Bradley is therefore focused on how to provide what she calls a “transformational” education for kids born into that bottom income quartile. “If we can change their trajectory, we change the country. We re-instill the “American Dream” by making it possible for kids from any background to succeed at the highest levels.”

Bradley and CityBridge worked closely with Michelle Rhee, the change-agent Chancellor who was in D.C. from 2007- 2010. She also has a strong relationship with the new mayor, Vince Gray. He appointed her as the Co-Chair of his Education Transition Team, a role she played for the first half of 2011. Bradley says, “It was a privilege to serve.” Her enthusiasm lights up the phone lines.“This education reform movement is making such a difference, nationwide. Chicago is taking off, huge efforts are underway in New Orleans, and Colorado is becoming a model state. We’re in a golden moment in this field when results finally seem possible.” Bradley credits Marlborough with creating an environment that demanded her best. “I had nothing but the highest, toughest expectations for myself. The beauty of an all-girls school was that we never even considered any limits to what we could achieve.” She also relates that insight to her current work. “Expectations are everything.
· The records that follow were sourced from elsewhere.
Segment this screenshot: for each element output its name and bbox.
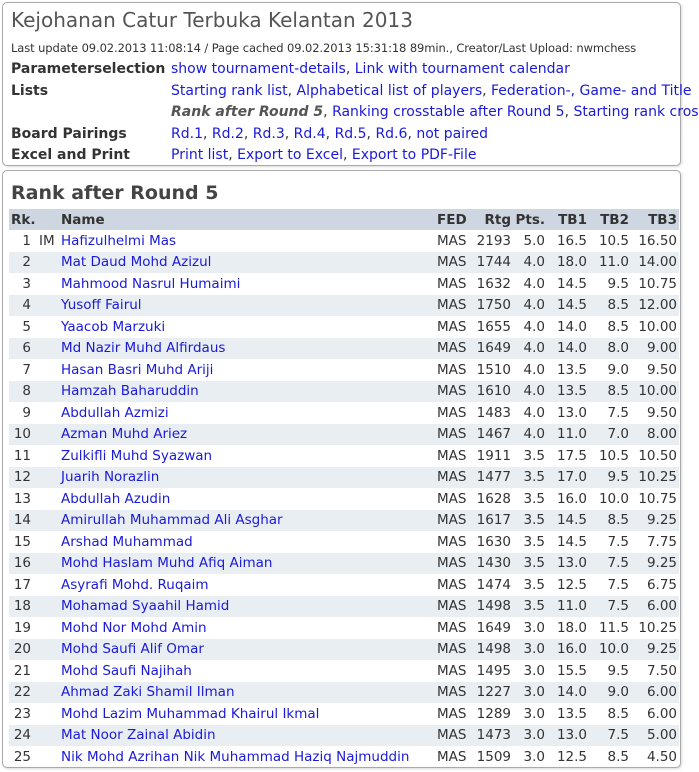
cell-rank: 19 — [13, 619, 31, 636]
cell-tb1: 16.0 — [547, 639, 589, 661]
cell-federation: MAS — [435, 338, 473, 360]
link-tournament-calendar[interactable]: Link with tournament calendar — [354, 61, 570, 77]
cell-rank: 10 — [9, 424, 37, 446]
cell-tb2: 8.0 — [589, 338, 631, 360]
col-header-points[interactable]: Pts. — [513, 209, 547, 230]
cell-rating: 1483 — [476, 404, 511, 421]
cell-tb3: 6.00 — [631, 596, 679, 618]
cell-federation: MAS — [437, 404, 467, 421]
cell-tb2: 8.5 — [607, 705, 629, 722]
table-row — [9, 316, 679, 338]
cell-player-name[interactable]: Mohd Saufi Najihah — [61, 662, 192, 679]
cell-tb1: 14.0 — [547, 338, 589, 360]
link-tournament-details[interactable]: show tournament-details — [171, 61, 346, 77]
cell-points: 3.5 — [523, 490, 545, 507]
cell-tb2: 11.0 — [589, 252, 631, 274]
menu-label-excel-print: Excel and Print — [11, 147, 130, 163]
cell-title — [37, 574, 59, 596]
cell-federation: MAS — [437, 490, 467, 507]
cell-player-name[interactable]: Hafizulhelmi Mas — [61, 232, 177, 249]
cell-rating: 1649 — [476, 619, 511, 636]
link-round-2[interactable]: Rd.2 — [211, 126, 244, 142]
cell-title: IM — [39, 232, 55, 249]
rank-table — [9, 209, 679, 768]
table-row — [9, 381, 679, 403]
link-ranking-crosstable[interactable]: Ranking crosstable after Round 5 — [332, 104, 565, 120]
cell-federation: MAS — [435, 596, 473, 618]
cell-tb1: 11.0 — [547, 424, 589, 446]
cell-tb2: 7.5 — [607, 404, 629, 421]
cell-tb2: 10.0 — [598, 490, 629, 507]
cell-federation: MAS — [437, 275, 467, 292]
cell-player-name[interactable]: Nik Mohd Azrihan Nik Muhammad Haziq Najmuddin — [61, 748, 410, 765]
table-row — [9, 746, 679, 768]
cell-tb1: 17.0 — [547, 467, 589, 489]
cell-tb2: 10.0 — [589, 639, 631, 661]
cell-tb1: 13.5 — [556, 361, 587, 378]
cell-title — [37, 639, 59, 661]
cell-player-name[interactable]: Abdullah Azmizi — [61, 404, 169, 421]
cell-tb3: 9.00 — [631, 338, 679, 360]
cell-title — [37, 445, 59, 467]
cell-tb3: 7.50 — [646, 662, 677, 679]
cell-title — [37, 531, 59, 553]
cell-rank: 11 — [13, 447, 31, 464]
cell-rating: 1632 — [476, 275, 511, 292]
cell-tb1: 16.0 — [556, 490, 587, 507]
cell-tb3: 10.75 — [638, 275, 677, 292]
cell-points: 3.0 — [523, 705, 545, 722]
cell-player-name[interactable]: Mohd Nor Mohd Amin — [61, 619, 207, 636]
cell-tb1: 14.0 — [556, 318, 587, 335]
cell-tb2: 7.5 — [589, 725, 631, 747]
cell-tb1: 12.5 — [556, 576, 587, 593]
cell-title — [37, 703, 59, 725]
cell-tb2: 7.5 — [589, 553, 631, 575]
cell-points: 3.5 — [513, 510, 547, 532]
cell-tb3: 6.75 — [646, 576, 677, 593]
cell-rating: 1227 — [473, 682, 513, 704]
cell-federation: MAS — [435, 553, 473, 575]
cell-title — [37, 660, 59, 682]
cell-rating: 1477 — [473, 467, 513, 489]
cell-player-name[interactable]: Juarih Norazlin — [59, 467, 435, 489]
cell-rating: 1498 — [473, 596, 513, 618]
cell-points: 3.0 — [523, 619, 545, 636]
cell-tb2: 9.0 — [589, 682, 631, 704]
table-row — [9, 424, 679, 446]
cell-tb1: 13.0 — [547, 725, 589, 747]
cell-tb3: 5.00 — [631, 725, 679, 747]
cell-points: 3.5 — [513, 596, 547, 618]
cell-federation: MAS — [437, 662, 467, 679]
col-header-tb2[interactable]: TB2 — [589, 209, 631, 230]
col-header-name[interactable]: Name — [59, 209, 435, 230]
cell-tb2: 7.5 — [589, 596, 631, 618]
cell-player-name[interactable]: Hamzah Baharuddin — [59, 381, 435, 403]
cell-player-name[interactable]: Amirullah Muhammad Ali Asghar — [59, 510, 435, 532]
cell-federation: MAS — [435, 467, 473, 489]
menu-label-lists: Lists — [11, 83, 49, 99]
tournament-header-panel: Kejohanan Catur Terbuka Kelantan 2013 Last update 09.02.2013 11:08:14 / Page cached 09.02.2013 15:31:18 89min., Creator/Last Upload: nwmchess Parameterselection show tournament-details, Link with tournament calendar Lists Starting rank list, Alphabetical list of players, Federation-, Game- and Title Rank after Round 5, Ranking crosstable after Round 5, Starting rank cros Board Pairings Rd.1, Rd.2, Rd.3, Rd.4, Rd.5, Rd.6, not paired Excel and Print Print list, Export to Excel, Export to PDF-File — [2, 2, 681, 166]
cell-tb3: 10.00 — [638, 318, 677, 335]
cell-federation: MAS — [435, 639, 473, 661]
cell-player-name[interactable]: Md Nazir Muhd Alfirdaus — [59, 338, 435, 360]
cell-player-name[interactable]: Ahmad Zaki Shamil Ilman — [59, 682, 435, 704]
cell-player-name[interactable]: Yaacob Marzuki — [61, 318, 166, 335]
cell-rating: 1744 — [473, 252, 513, 274]
menu-label-parameterselection: Parameterselection — [11, 61, 166, 77]
cell-federation: MAS — [437, 318, 467, 335]
cell-rating: 1289 — [476, 705, 511, 722]
cell-tb3: 16.50 — [638, 232, 677, 249]
link-print-list[interactable]: Print list — [171, 147, 229, 163]
table-row — [9, 488, 679, 510]
cell-title — [37, 488, 59, 510]
cell-tb3: 4.50 — [646, 748, 677, 765]
cell-federation: MAS — [435, 252, 473, 274]
cell-player-name[interactable]: Mohd Saufi Alif Omar — [59, 639, 435, 661]
rank-title: Rank after Round 5 — [11, 182, 219, 204]
cell-rank: 8 — [9, 381, 37, 403]
cell-rating: 1630 — [476, 533, 511, 550]
link-alphabetical-list[interactable]: Alphabetical list of players — [296, 83, 483, 99]
cell-rank: 4 — [9, 295, 37, 317]
cell-player-name[interactable]: Arshad Muhammad — [61, 533, 193, 550]
link-starting-rank-list[interactable]: Starting rank list — [171, 83, 288, 99]
link-round-5[interactable]: Rd.5 — [334, 126, 367, 142]
cell-points: 4.0 — [513, 295, 547, 317]
cell-rating: 2193 — [476, 232, 511, 249]
cell-title — [37, 746, 59, 768]
cell-points: 4.0 — [523, 361, 545, 378]
cell-rating: 1495 — [476, 662, 511, 679]
cell-player-name[interactable]: Yusoff Fairul — [59, 295, 435, 317]
cell-title — [37, 682, 59, 704]
cell-tb2: 10.5 — [598, 232, 629, 249]
cell-rank: 23 — [13, 705, 31, 722]
cell-tb3: 10.25 — [631, 467, 679, 489]
cell-title — [37, 338, 59, 360]
current-list-rank-after-round: Rank after Round 5 — [171, 104, 324, 120]
table-row — [9, 682, 679, 704]
cell-tb3: 14.00 — [631, 252, 679, 274]
cell-player-name[interactable]: Mohamad Syaahil Hamid — [59, 596, 435, 618]
cell-points: 3.5 — [513, 467, 547, 489]
cell-tb1: 14.5 — [547, 510, 589, 532]
cell-tb3: 9.25 — [631, 639, 679, 661]
cell-federation: MAS — [435, 381, 473, 403]
cell-tb2: 7.5 — [607, 576, 629, 593]
link-starting-rank-crosstable[interactable]: Starting rank cros — [573, 104, 699, 120]
link-export-excel[interactable]: Export to Excel — [237, 147, 343, 163]
cell-points: 4.0 — [523, 404, 545, 421]
cell-federation: MAS — [437, 705, 467, 722]
cell-points: 3.0 — [523, 748, 545, 765]
cell-tb1: 11.0 — [547, 596, 589, 618]
cell-tb3: 7.75 — [646, 533, 677, 550]
cell-tb2: 9.5 — [589, 467, 631, 489]
cell-rating: 1649 — [473, 338, 513, 360]
cell-rating: 1510 — [476, 361, 511, 378]
cell-player-name[interactable]: Mahmood Nasrul Humaimi — [61, 275, 241, 292]
cell-player-name[interactable]: Mohd Lazim Muhammad Khairul Ikmal — [61, 705, 320, 722]
table-row — [9, 445, 679, 467]
cell-tb1: 18.0 — [547, 252, 589, 274]
cell-rank: 18 — [9, 596, 37, 618]
last-update-line: Last update 09.02.2013 11:08:14 / Page cached 09.02.2013 15:31:18 89min., Creator/Last Upload: nwmchess — [11, 41, 637, 55]
cell-federation: MAS — [437, 533, 467, 550]
cell-title — [37, 252, 59, 274]
table-row — [9, 338, 679, 360]
col-header-rank[interactable]: Rk. — [9, 209, 37, 230]
cell-rank: 2 — [9, 252, 37, 274]
rank-table-header — [9, 209, 679, 230]
cell-tb3: 9.50 — [646, 361, 677, 378]
cell-title — [37, 617, 59, 639]
cell-player-name[interactable]: Asyrafi Mohd. Ruqaim — [61, 576, 209, 593]
cell-title — [37, 359, 59, 381]
cell-tb3: 12.00 — [631, 295, 679, 317]
cell-rank: 12 — [9, 467, 37, 489]
table-row — [9, 273, 679, 295]
cell-federation: MAS — [437, 361, 467, 378]
table-row — [9, 402, 679, 424]
cell-title — [37, 467, 59, 489]
cell-tb1: 13.5 — [556, 705, 587, 722]
cell-rank: 5 — [22, 318, 31, 335]
cell-tb3: 9.25 — [631, 553, 679, 575]
cell-rank: 7 — [22, 361, 31, 378]
cell-tb2: 7.5 — [607, 533, 629, 550]
cell-title — [37, 596, 59, 618]
cell-tb3: 10.25 — [638, 619, 677, 636]
cell-points: 3.5 — [523, 447, 545, 464]
cell-title — [37, 553, 59, 575]
cell-federation: MAS — [435, 295, 473, 317]
table-row — [9, 660, 679, 682]
cell-tb1: 17.5 — [556, 447, 587, 464]
cell-rating: 1610 — [473, 381, 513, 403]
cell-tb3: 10.75 — [638, 490, 677, 507]
cell-tb1: 14.5 — [556, 533, 587, 550]
cell-tb1: 18.0 — [556, 619, 587, 636]
cell-title — [37, 295, 59, 317]
link-round-1[interactable]: Rd.1 — [171, 126, 203, 142]
cell-title — [37, 725, 59, 747]
cell-tb3: 6.00 — [631, 682, 679, 704]
table-row — [9, 510, 679, 532]
cell-points: 3.0 — [513, 682, 547, 704]
cell-points: 4.0 — [523, 318, 545, 335]
col-header-tb1[interactable]: TB1 — [547, 209, 589, 230]
cell-tb2: 9.5 — [607, 662, 629, 679]
table-row — [9, 531, 679, 553]
cell-tb1: 13.5 — [547, 381, 589, 403]
cell-title — [37, 424, 59, 446]
cell-rank: 13 — [13, 490, 31, 507]
cell-tb3: 6.00 — [646, 705, 677, 722]
cell-tb1: 14.0 — [547, 682, 589, 704]
cell-rating: 1430 — [473, 553, 513, 575]
cell-rank: 3 — [22, 275, 31, 292]
cell-points: 4.0 — [513, 424, 547, 446]
cell-tb2: 9.0 — [607, 361, 629, 378]
link-not-paired[interactable]: not paired — [411, 126, 489, 142]
cell-rank: 17 — [13, 576, 31, 593]
col-header-rating[interactable]: Rtg — [473, 209, 513, 230]
cell-tb1: 12.5 — [556, 748, 587, 765]
cell-rank: 16 — [9, 553, 37, 575]
cell-federation: MAS — [435, 510, 473, 532]
cell-rank: 20 — [9, 639, 37, 661]
cell-rating: 1617 — [473, 510, 513, 532]
table-row — [9, 703, 679, 725]
cell-tb2: 8.5 — [589, 381, 631, 403]
cell-points: 4.0 — [523, 275, 545, 292]
cell-federation: MAS — [437, 748, 467, 765]
cell-tb1: 14.5 — [547, 295, 589, 317]
cell-points: 3.0 — [513, 639, 547, 661]
cell-rank: 24 — [9, 725, 37, 747]
cell-title — [37, 316, 59, 338]
link-round-4[interactable]: Rd.4 — [293, 126, 326, 142]
col-header-fed[interactable]: FED — [435, 209, 473, 230]
table-row — [9, 295, 679, 317]
cell-tb2: 11.5 — [598, 619, 629, 636]
cell-tb2: 8.5 — [589, 510, 631, 532]
cell-rating: 1467 — [473, 424, 513, 446]
cell-tb2: 7.0 — [589, 424, 631, 446]
table-row — [9, 230, 679, 252]
cell-tb3: 9.25 — [631, 510, 679, 532]
cell-federation: MAS — [435, 682, 473, 704]
cell-points: 4.0 — [513, 338, 547, 360]
cell-federation: MAS — [435, 725, 473, 747]
cell-points: 3.0 — [523, 662, 545, 679]
rank-panel — [2, 170, 681, 768]
table-row — [9, 553, 679, 575]
cell-player-name[interactable]: Mat Noor Zainal Abidin — [59, 725, 435, 747]
cell-title — [37, 381, 59, 403]
cell-tb2: 8.5 — [589, 295, 631, 317]
table-row — [9, 252, 679, 274]
table-row — [9, 596, 679, 618]
cell-tb1: 16.5 — [556, 232, 587, 249]
cell-tb3: 10.50 — [638, 447, 677, 464]
cell-tb1: 13.0 — [556, 404, 587, 421]
cell-federation: MAS — [437, 619, 467, 636]
cell-tb2: 8.5 — [607, 748, 629, 765]
cell-rank: 25 — [13, 748, 31, 765]
cell-player-name[interactable]: Abdullah Azudin — [61, 490, 171, 507]
cell-rank: 22 — [9, 682, 37, 704]
cell-tb1: 14.5 — [556, 275, 587, 292]
table-row — [9, 617, 679, 639]
col-header-tb3[interactable]: TB3 — [631, 209, 679, 230]
cell-points: 5.0 — [523, 232, 545, 249]
cell-points: 3.5 — [523, 533, 545, 550]
cell-player-name[interactable]: Zulkifli Muhd Syazwan — [61, 447, 213, 464]
cell-player-name[interactable]: Mat Daud Mohd Azizul — [59, 252, 435, 274]
link-export-pdf[interactable]: Export to PDF-File — [351, 147, 477, 163]
cell-points: 3.5 — [513, 553, 547, 575]
cell-federation: MAS — [437, 447, 467, 464]
cell-tb1: 15.5 — [556, 662, 587, 679]
cell-federation: MAS — [435, 424, 473, 446]
cell-points: 4.0 — [513, 381, 547, 403]
cell-rank: 9 — [22, 404, 31, 421]
cell-player-name[interactable]: Azman Muhd Ariez — [59, 424, 435, 446]
cell-rating: 1509 — [476, 748, 511, 765]
cell-federation: MAS — [437, 576, 467, 593]
cell-rank: 21 — [13, 662, 31, 679]
cell-tb3: 8.00 — [631, 424, 679, 446]
cell-rating: 1911 — [476, 447, 511, 464]
cell-rating: 1498 — [473, 639, 513, 661]
cell-tb3: 10.00 — [631, 381, 679, 403]
cell-player-name[interactable]: Hasan Basri Muhd Ariji — [61, 361, 214, 378]
cell-rank: 6 — [9, 338, 37, 360]
cell-rating: 1628 — [476, 490, 511, 507]
link-round-6[interactable]: Rd.6 — [375, 126, 408, 142]
cell-tb1: 13.0 — [547, 553, 589, 575]
col-header-title — [37, 209, 59, 230]
cell-rating: 1473 — [473, 725, 513, 747]
cell-rating: 1474 — [476, 576, 511, 593]
cell-federation: MAS — [437, 232, 467, 249]
cell-rank: 15 — [13, 533, 31, 550]
cell-rating: 1655 — [476, 318, 511, 335]
cell-tb3: 9.50 — [646, 404, 677, 421]
tournament-title: Kejohanan Catur Terbuka Kelantan 2013 — [11, 8, 413, 32]
menu-label-board-pairings: Board Pairings — [11, 126, 127, 142]
cell-player-name[interactable]: Mohd Haslam Muhd Afiq Aiman — [59, 553, 435, 575]
cell-points: 3.0 — [513, 725, 547, 747]
link-federation-game-title[interactable]: Federation-, Game- and Title — [491, 83, 692, 99]
cell-title — [37, 273, 59, 295]
cell-points: 3.5 — [523, 576, 545, 593]
table-row — [9, 725, 679, 747]
cell-rating: 1750 — [473, 295, 513, 317]
table-row — [9, 359, 679, 381]
link-round-3[interactable]: Rd.3 — [252, 126, 285, 142]
cell-title — [37, 510, 59, 532]
table-row — [9, 574, 679, 596]
cell-tb2: 8.5 — [607, 318, 629, 335]
table-row — [9, 639, 679, 661]
cell-points: 4.0 — [513, 252, 547, 274]
cell-rank: 14 — [9, 510, 37, 532]
cell-tb2: 10.5 — [598, 447, 629, 464]
table-row — [9, 467, 679, 489]
cell-tb2: 9.5 — [607, 275, 629, 292]
cell-title — [37, 402, 59, 424]
cell-rank: 1 — [22, 232, 31, 249]
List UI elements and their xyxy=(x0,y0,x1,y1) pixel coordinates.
We learned that at Marlborough and we know that from schools serving lower-income kids. For achievement to be high, expectations have to be high, too.” Bradley also credits Marlborough with her ease in public speaking and in working with groups. Her passion at Marlborough was dance, practiced under the watchful eye, friendship, and mentorship of dance instructor Michele Manzella. Of this extracurricular choice, Bradley laughs and says, “I guess if you can appear repeatedly wearing your leotard in front of an audience, you will be immune from stage fright thereafter.”

Family is also very important to Bradley. She has three sons, one a senior at Yale, one a freshman at Princeton (where she is in her final year as a Board Member), and one a sophomore at St. Albans in D.C. Her partnership with her husband is legendary. When her sister Carol ’79 died of brain cancer in 1994, it brought her family and life into sharp perspective. “I understood that anything can happen—and quickly. I wanted to make sure that whatever amount of time I had, I lived it in a hurry, doing interesting, meaningful work, and engaging fully in it.” This 2007 Marlborough Woman of the Year is a woman of purpose, a woman to emulate and celebrate.